Animal Place staff worked almost full days and nights after the rescue to nurture these badly damaged hens back to life. Since many of them were already in such poor conditions health-wise, Beach tells us that several hundred were not able to pull through despite all of Animal Place’s vigilant care.
“The majority of the hens weighed in at 1-2 pounds, having lost nearly 60 percent of their body mass,” says Beach.
Once strong enough to walk without collapsing, Animal Place allowed the hens to step outside for the very first time in their lives. Beach recalls the scene as “pure joy.”
“Hens who had only known wire floor would high-step across dirt and grass for the first time, savoring the new sensations. Hens would flop down dramatically, stretching out wings to soak up the sun’s warmth.

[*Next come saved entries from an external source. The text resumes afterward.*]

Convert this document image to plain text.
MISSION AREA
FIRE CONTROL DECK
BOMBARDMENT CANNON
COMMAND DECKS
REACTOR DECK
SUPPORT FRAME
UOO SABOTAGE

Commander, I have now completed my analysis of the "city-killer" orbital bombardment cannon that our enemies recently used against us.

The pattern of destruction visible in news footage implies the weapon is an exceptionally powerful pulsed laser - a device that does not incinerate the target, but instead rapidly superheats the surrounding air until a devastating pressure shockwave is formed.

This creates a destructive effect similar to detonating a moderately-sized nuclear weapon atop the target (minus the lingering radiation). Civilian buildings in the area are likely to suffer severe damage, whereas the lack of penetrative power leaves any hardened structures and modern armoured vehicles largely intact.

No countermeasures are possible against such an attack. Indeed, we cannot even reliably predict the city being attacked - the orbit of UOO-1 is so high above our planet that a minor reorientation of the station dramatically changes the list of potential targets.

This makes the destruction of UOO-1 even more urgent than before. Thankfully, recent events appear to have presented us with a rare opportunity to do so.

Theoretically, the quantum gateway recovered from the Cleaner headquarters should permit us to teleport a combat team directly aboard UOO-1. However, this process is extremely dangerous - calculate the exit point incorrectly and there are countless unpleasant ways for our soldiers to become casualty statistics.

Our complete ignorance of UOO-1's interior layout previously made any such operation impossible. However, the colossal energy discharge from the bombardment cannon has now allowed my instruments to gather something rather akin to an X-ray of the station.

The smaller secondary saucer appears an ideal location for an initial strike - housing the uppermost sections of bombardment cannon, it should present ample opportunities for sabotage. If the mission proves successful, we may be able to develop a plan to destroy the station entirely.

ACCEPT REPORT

Some would flap their wings and race across their enclosure. One hen would start dust-bathing and others would rush over to join,” says Beach.
Eventually, most hens were adopted through Animal Place’s adoption programs and others, including Sacramento SPCA’s, Marin Humane Society’s, and Sonoma Humane Society’s. Around 40 hens from Turlock remain at Animal Place “as ambassadors for hens on other egg farms,” reports Beach.
Animal Place’s stellar efforts from this rescue were captured in a documentary called “Turlock,” by filmmaker Keegan Kuhn, which will soon be re-released as an extended version and has already premiered recently in its new form in California.
Kuhn and the sanctuary are inviting all interested to host a screening of “Turlock” in their community, whether it be as a house party or larger community event, with the main aim of getting as many people as possible to watch it so that more will understand the cruelty and exploitation that is so prevalent in the egg industry.
Running about 50 minutes long, the documentary provides an engaging account of the Turlock rescue including what happened before, during, and after the event.
As Beach says, “Storytelling is part of human nature. Sharing our experiences can transform another’s outlook and behavior. Turlock is an incredible story of good people triumphing over cruelty and indifference … By making compassionate choices, all of us have the ability to make a difference.”